The Dondoli gelato shop is located in San Gimignano, one of the most beautiful Italian cities. Often tourist guides list your shop as one of the things that can’t be missed during a visit to the city. That’s pretty unusual, isn’t it?
It’s true, there are many tours that show up here with coach buses. Floods of tourists arrive who want our gelato, and, if possible, to see the gelato artisan, the famous one… It’s funny, but it makes us hugely popular and provides us a lot of work. So we have been added as a tourist attraction to several national and international guides.

What does the future hold for gelato?
I see a future with a few shadows but many opportunities. Especially for international development. I myself, with some distinguished colleagues, participated in the establishment of a foundation aimed at supporting and developing the quality of gelato around the world. Everyone must do their part, make an effort so that the concept of total quality is “exported.” I firmly believe that quality will always win, and mediocrity is destined to disappear.

What advice would you give to a young person approaching the gelato business?
Take some serious gelato courses. Do not settle for anything. Understand exactly what is behind and inside artisanal gelato. Invest in culture, invest money, because a quality education costs. Then you need a desire to do, to experiment. Finally the awareness that you have to devote a lot of time to the job. The most beautiful job in the world.

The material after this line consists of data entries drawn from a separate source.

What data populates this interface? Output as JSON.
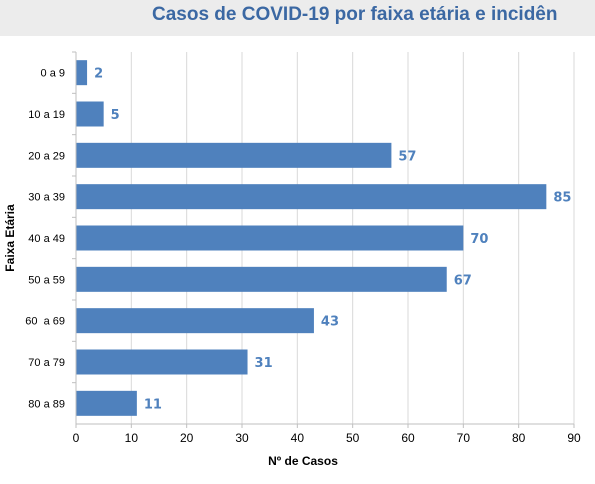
{
  "chart_data": {
    "type": "bar",
    "orientation": "horizontal",
    "title": "Casos de COVID-19 por faixa etária e incidên",
    "xlabel": "Nº de Casos",
    "ylabel": "Faixa Etária",
    "categories": [
      "0 a 9",
      "10 a 19",
      "20 a 29",
      "30 a 39",
      "40 a 49",
      "50 a 59",
      "60  a 69",
      "70 a 79",
      "80 a 89"
    ],
    "values": [
      2,
      5,
      57,
      85,
      70,
      67,
      43,
      31,
      11
    ],
    "xlim": [
      0,
      90
    ],
    "xticks": [
      0,
      10,
      20,
      30,
      40,
      50,
      60,
      70,
      80,
      90
    ],
    "grid": true,
    "data_labels": true,
    "colors": {
      "bar": "#4f81bd",
      "label": "#4f81bd",
      "grid": "#d9d9d9",
      "title": "#3b68a3",
      "title_band": "#ececec"
    }
  }
}
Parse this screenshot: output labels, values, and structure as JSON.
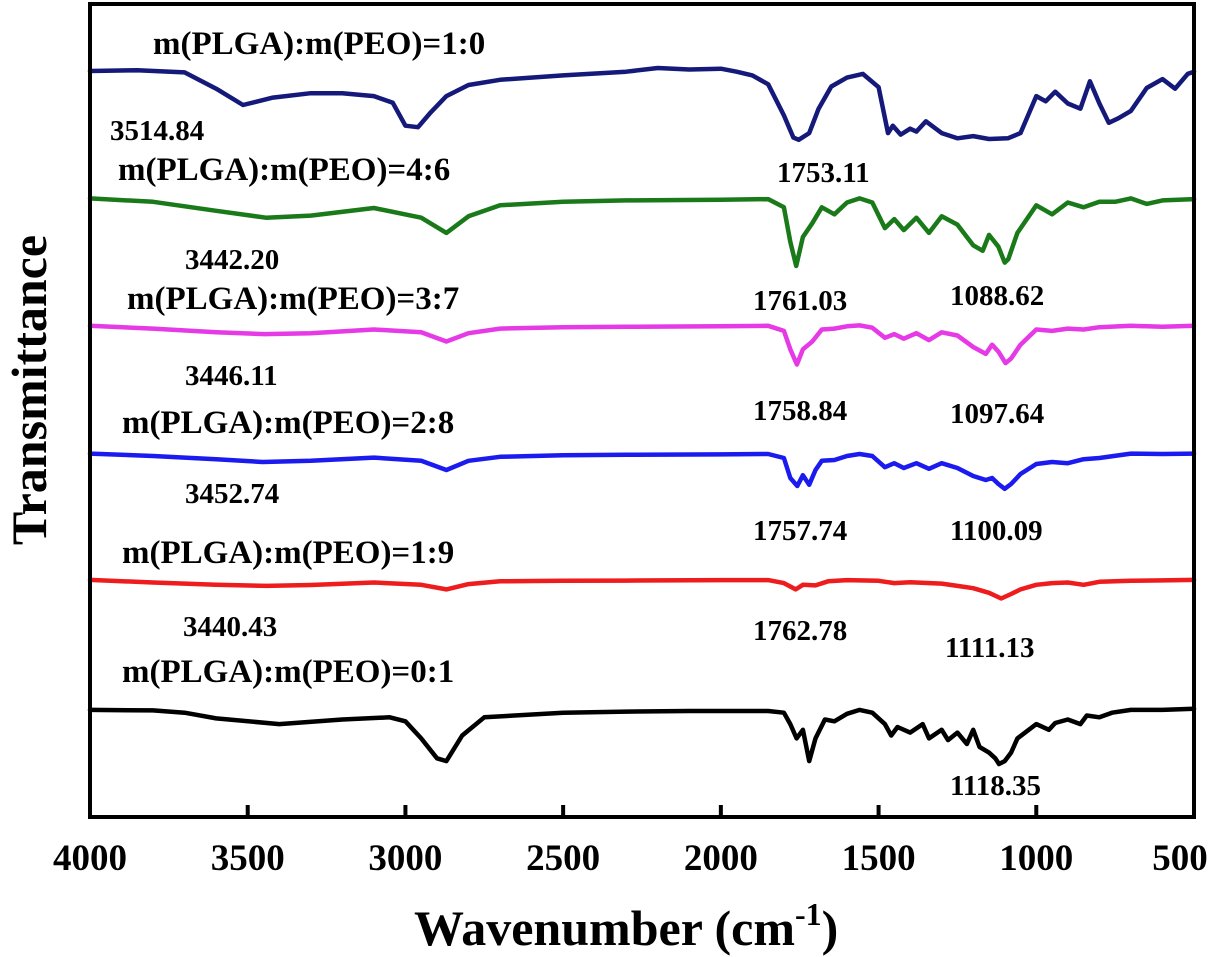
{
  "chart_data": {
    "type": "line",
    "xlabel": "Wavenumber  (cm",
    "xlabel_sup": "-1",
    "xlabel_close": ")",
    "ylabel": "Transmittance",
    "xlim": [
      4000,
      500
    ],
    "x_reversed": true,
    "x_ticks": [
      "4000",
      "3500",
      "3000",
      "2500",
      "2000",
      "1500",
      "1000",
      "500"
    ],
    "y_ticks_shown": false,
    "grid": false,
    "legend": "none (series labelled inline above each trace)",
    "series": [
      {
        "name": "m(PLGA):m(PEO)=1:0",
        "color": "#14197a",
        "points": [
          [
            4000,
            0.96
          ],
          [
            3850,
            0.97
          ],
          [
            3700,
            0.94
          ],
          [
            3600,
            0.72
          ],
          [
            3514.84,
            0.5
          ],
          [
            3420,
            0.6
          ],
          [
            3300,
            0.66
          ],
          [
            3200,
            0.66
          ],
          [
            3100,
            0.62
          ],
          [
            3040,
            0.53
          ],
          [
            3000,
            0.22
          ],
          [
            2960,
            0.2
          ],
          [
            2920,
            0.4
          ],
          [
            2870,
            0.62
          ],
          [
            2800,
            0.77
          ],
          [
            2700,
            0.84
          ],
          [
            2500,
            0.9
          ],
          [
            2300,
            0.95
          ],
          [
            2200,
            1.0
          ],
          [
            2100,
            0.98
          ],
          [
            2000,
            0.99
          ],
          [
            1950,
            0.95
          ],
          [
            1900,
            0.9
          ],
          [
            1850,
            0.78
          ],
          [
            1800,
            0.36
          ],
          [
            1770,
            0.06
          ],
          [
            1753.11,
            0.03
          ],
          [
            1720,
            0.12
          ],
          [
            1690,
            0.45
          ],
          [
            1650,
            0.75
          ],
          [
            1600,
            0.87
          ],
          [
            1550,
            0.92
          ],
          [
            1500,
            0.74
          ],
          [
            1470,
            0.12
          ],
          [
            1455,
            0.22
          ],
          [
            1430,
            0.1
          ],
          [
            1400,
            0.18
          ],
          [
            1380,
            0.14
          ],
          [
            1350,
            0.28
          ],
          [
            1300,
            0.12
          ],
          [
            1250,
            0.05
          ],
          [
            1200,
            0.08
          ],
          [
            1150,
            0.04
          ],
          [
            1090,
            0.05
          ],
          [
            1050,
            0.12
          ],
          [
            1000,
            0.62
          ],
          [
            970,
            0.55
          ],
          [
            940,
            0.68
          ],
          [
            900,
            0.52
          ],
          [
            860,
            0.45
          ],
          [
            830,
            0.82
          ],
          [
            800,
            0.52
          ],
          [
            770,
            0.26
          ],
          [
            740,
            0.32
          ],
          [
            700,
            0.42
          ],
          [
            650,
            0.73
          ],
          [
            600,
            0.85
          ],
          [
            560,
            0.72
          ],
          [
            520,
            0.92
          ],
          [
            500,
            0.95
          ]
        ]
      },
      {
        "name": "m(PLGA):m(PEO)=4:6",
        "color": "#1a7a1a",
        "points": [
          [
            4000,
            0.98
          ],
          [
            3800,
            0.93
          ],
          [
            3600,
            0.8
          ],
          [
            3442.2,
            0.7
          ],
          [
            3300,
            0.73
          ],
          [
            3100,
            0.84
          ],
          [
            2950,
            0.7
          ],
          [
            2870,
            0.48
          ],
          [
            2800,
            0.72
          ],
          [
            2700,
            0.88
          ],
          [
            2500,
            0.93
          ],
          [
            2300,
            0.95
          ],
          [
            2000,
            0.96
          ],
          [
            1850,
            0.97
          ],
          [
            1800,
            0.85
          ],
          [
            1780,
            0.35
          ],
          [
            1761.03,
            0.0
          ],
          [
            1740,
            0.42
          ],
          [
            1710,
            0.62
          ],
          [
            1680,
            0.85
          ],
          [
            1640,
            0.75
          ],
          [
            1600,
            0.92
          ],
          [
            1560,
            0.98
          ],
          [
            1520,
            0.92
          ],
          [
            1480,
            0.55
          ],
          [
            1450,
            0.68
          ],
          [
            1420,
            0.52
          ],
          [
            1380,
            0.7
          ],
          [
            1340,
            0.48
          ],
          [
            1300,
            0.72
          ],
          [
            1250,
            0.6
          ],
          [
            1200,
            0.3
          ],
          [
            1170,
            0.22
          ],
          [
            1150,
            0.45
          ],
          [
            1120,
            0.28
          ],
          [
            1100,
            0.05
          ],
          [
            1088.62,
            0.1
          ],
          [
            1060,
            0.48
          ],
          [
            1000,
            0.88
          ],
          [
            950,
            0.75
          ],
          [
            900,
            0.92
          ],
          [
            850,
            0.85
          ],
          [
            800,
            0.93
          ],
          [
            750,
            0.93
          ],
          [
            700,
            0.98
          ],
          [
            650,
            0.9
          ],
          [
            600,
            0.95
          ],
          [
            500,
            0.97
          ]
        ]
      },
      {
        "name": "m(PLGA):m(PEO)=3:7",
        "color": "#e53ae5",
        "points": [
          [
            4000,
            0.96
          ],
          [
            3800,
            0.9
          ],
          [
            3600,
            0.82
          ],
          [
            3446.11,
            0.78
          ],
          [
            3300,
            0.8
          ],
          [
            3100,
            0.88
          ],
          [
            2950,
            0.82
          ],
          [
            2870,
            0.62
          ],
          [
            2800,
            0.8
          ],
          [
            2700,
            0.9
          ],
          [
            2500,
            0.93
          ],
          [
            2300,
            0.94
          ],
          [
            2000,
            0.95
          ],
          [
            1850,
            0.96
          ],
          [
            1800,
            0.85
          ],
          [
            1780,
            0.45
          ],
          [
            1758.84,
            0.12
          ],
          [
            1740,
            0.45
          ],
          [
            1710,
            0.62
          ],
          [
            1680,
            0.88
          ],
          [
            1640,
            0.9
          ],
          [
            1600,
            0.95
          ],
          [
            1560,
            0.97
          ],
          [
            1520,
            0.92
          ],
          [
            1480,
            0.7
          ],
          [
            1450,
            0.78
          ],
          [
            1420,
            0.68
          ],
          [
            1380,
            0.8
          ],
          [
            1340,
            0.65
          ],
          [
            1300,
            0.82
          ],
          [
            1250,
            0.75
          ],
          [
            1200,
            0.5
          ],
          [
            1160,
            0.35
          ],
          [
            1140,
            0.55
          ],
          [
            1120,
            0.4
          ],
          [
            1097.64,
            0.15
          ],
          [
            1080,
            0.25
          ],
          [
            1050,
            0.55
          ],
          [
            1000,
            0.88
          ],
          [
            950,
            0.85
          ],
          [
            900,
            0.9
          ],
          [
            850,
            0.88
          ],
          [
            800,
            0.93
          ],
          [
            700,
            0.96
          ],
          [
            600,
            0.94
          ],
          [
            500,
            0.96
          ]
        ]
      },
      {
        "name": "m(PLGA):m(PEO)=2:8",
        "color": "#1b1bf0",
        "points": [
          [
            4000,
            0.96
          ],
          [
            3800,
            0.9
          ],
          [
            3600,
            0.82
          ],
          [
            3452.74,
            0.75
          ],
          [
            3300,
            0.78
          ],
          [
            3100,
            0.86
          ],
          [
            2950,
            0.78
          ],
          [
            2870,
            0.55
          ],
          [
            2800,
            0.78
          ],
          [
            2700,
            0.88
          ],
          [
            2500,
            0.92
          ],
          [
            2300,
            0.93
          ],
          [
            2000,
            0.94
          ],
          [
            1850,
            0.95
          ],
          [
            1800,
            0.85
          ],
          [
            1780,
            0.35
          ],
          [
            1757.74,
            0.15
          ],
          [
            1740,
            0.42
          ],
          [
            1720,
            0.18
          ],
          [
            1700,
            0.55
          ],
          [
            1680,
            0.78
          ],
          [
            1640,
            0.8
          ],
          [
            1600,
            0.9
          ],
          [
            1560,
            0.95
          ],
          [
            1520,
            0.9
          ],
          [
            1480,
            0.62
          ],
          [
            1450,
            0.72
          ],
          [
            1420,
            0.6
          ],
          [
            1380,
            0.72
          ],
          [
            1340,
            0.58
          ],
          [
            1300,
            0.72
          ],
          [
            1250,
            0.6
          ],
          [
            1200,
            0.4
          ],
          [
            1160,
            0.3
          ],
          [
            1140,
            0.35
          ],
          [
            1120,
            0.2
          ],
          [
            1100.09,
            0.08
          ],
          [
            1080,
            0.2
          ],
          [
            1050,
            0.45
          ],
          [
            1000,
            0.7
          ],
          [
            950,
            0.75
          ],
          [
            900,
            0.72
          ],
          [
            850,
            0.82
          ],
          [
            800,
            0.85
          ],
          [
            700,
            0.96
          ],
          [
            600,
            0.95
          ],
          [
            500,
            0.96
          ]
        ]
      },
      {
        "name": "m(PLGA):m(PEO)=1:9",
        "color": "#ee1c1c",
        "points": [
          [
            4000,
            0.96
          ],
          [
            3800,
            0.85
          ],
          [
            3600,
            0.75
          ],
          [
            3440.43,
            0.7
          ],
          [
            3300,
            0.74
          ],
          [
            3100,
            0.85
          ],
          [
            2950,
            0.75
          ],
          [
            2870,
            0.55
          ],
          [
            2800,
            0.78
          ],
          [
            2700,
            0.9
          ],
          [
            2500,
            0.92
          ],
          [
            2300,
            0.93
          ],
          [
            2000,
            0.95
          ],
          [
            1850,
            0.95
          ],
          [
            1800,
            0.82
          ],
          [
            1762.78,
            0.55
          ],
          [
            1740,
            0.75
          ],
          [
            1700,
            0.72
          ],
          [
            1660,
            0.9
          ],
          [
            1600,
            0.95
          ],
          [
            1500,
            0.92
          ],
          [
            1450,
            0.82
          ],
          [
            1400,
            0.86
          ],
          [
            1300,
            0.8
          ],
          [
            1250,
            0.7
          ],
          [
            1200,
            0.6
          ],
          [
            1150,
            0.4
          ],
          [
            1111.13,
            0.15
          ],
          [
            1080,
            0.35
          ],
          [
            1050,
            0.55
          ],
          [
            1000,
            0.75
          ],
          [
            950,
            0.82
          ],
          [
            900,
            0.85
          ],
          [
            850,
            0.75
          ],
          [
            800,
            0.88
          ],
          [
            700,
            0.92
          ],
          [
            600,
            0.94
          ],
          [
            500,
            0.96
          ]
        ]
      },
      {
        "name": "m(PLGA):m(PEO)=0:1",
        "color": "#000000",
        "points": [
          [
            4000,
            0.95
          ],
          [
            3800,
            0.94
          ],
          [
            3700,
            0.9
          ],
          [
            3600,
            0.8
          ],
          [
            3400,
            0.7
          ],
          [
            3200,
            0.78
          ],
          [
            3050,
            0.82
          ],
          [
            3000,
            0.75
          ],
          [
            2950,
            0.45
          ],
          [
            2900,
            0.1
          ],
          [
            2870,
            0.05
          ],
          [
            2820,
            0.5
          ],
          [
            2750,
            0.82
          ],
          [
            2500,
            0.9
          ],
          [
            2300,
            0.92
          ],
          [
            2100,
            0.93
          ],
          [
            2000,
            0.93
          ],
          [
            1850,
            0.93
          ],
          [
            1800,
            0.9
          ],
          [
            1780,
            0.7
          ],
          [
            1760,
            0.45
          ],
          [
            1740,
            0.6
          ],
          [
            1720,
            0.05
          ],
          [
            1700,
            0.45
          ],
          [
            1670,
            0.78
          ],
          [
            1640,
            0.75
          ],
          [
            1600,
            0.88
          ],
          [
            1560,
            0.95
          ],
          [
            1520,
            0.9
          ],
          [
            1480,
            0.7
          ],
          [
            1460,
            0.5
          ],
          [
            1440,
            0.65
          ],
          [
            1400,
            0.55
          ],
          [
            1360,
            0.7
          ],
          [
            1340,
            0.45
          ],
          [
            1300,
            0.6
          ],
          [
            1280,
            0.42
          ],
          [
            1250,
            0.55
          ],
          [
            1220,
            0.35
          ],
          [
            1200,
            0.6
          ],
          [
            1180,
            0.3
          ],
          [
            1150,
            0.2
          ],
          [
            1130,
            0.1
          ],
          [
            1118.35,
            0.0
          ],
          [
            1100,
            0.05
          ],
          [
            1080,
            0.2
          ],
          [
            1060,
            0.45
          ],
          [
            1000,
            0.7
          ],
          [
            960,
            0.6
          ],
          [
            940,
            0.72
          ],
          [
            900,
            0.78
          ],
          [
            860,
            0.7
          ],
          [
            840,
            0.85
          ],
          [
            800,
            0.82
          ],
          [
            760,
            0.9
          ],
          [
            700,
            0.95
          ],
          [
            600,
            0.95
          ],
          [
            500,
            0.97
          ]
        ]
      }
    ],
    "series_labels": [
      "m(PLGA):m(PEO)=1:0",
      "m(PLGA):m(PEO)=4:6",
      "m(PLGA):m(PEO)=3:7",
      "m(PLGA):m(PEO)=2:8",
      "m(PLGA):m(PEO)=1:9",
      "m(PLGA):m(PEO)=0:1"
    ],
    "annotations": [
      "3514.84",
      "1753.11",
      "3442.20",
      "1761.03",
      "1088.62",
      "3446.11",
      "1758.84",
      "1097.64",
      "3452.74",
      "1757.74",
      "1100.09",
      "3440.43",
      "1762.78",
      "1111.13",
      "1118.35"
    ]
  }
}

Last question: in your career you have received many awards and accolades. Do you want to mention some of them?
In 2016 I was really proud to receive the MAM award (Master of Art and Craft), comparable to the French Maitre D’Art and the Japanese Living National Treasure. Another award that I am particularly proud of is the 2015 Communication Ambassador award, received as part of the prestigious Comunicando Award. In any case, I am sure that the best reward of all I will receive tomorrow morning when I open my shop and find a smiling face waiting for me to open the door. My next customer friend.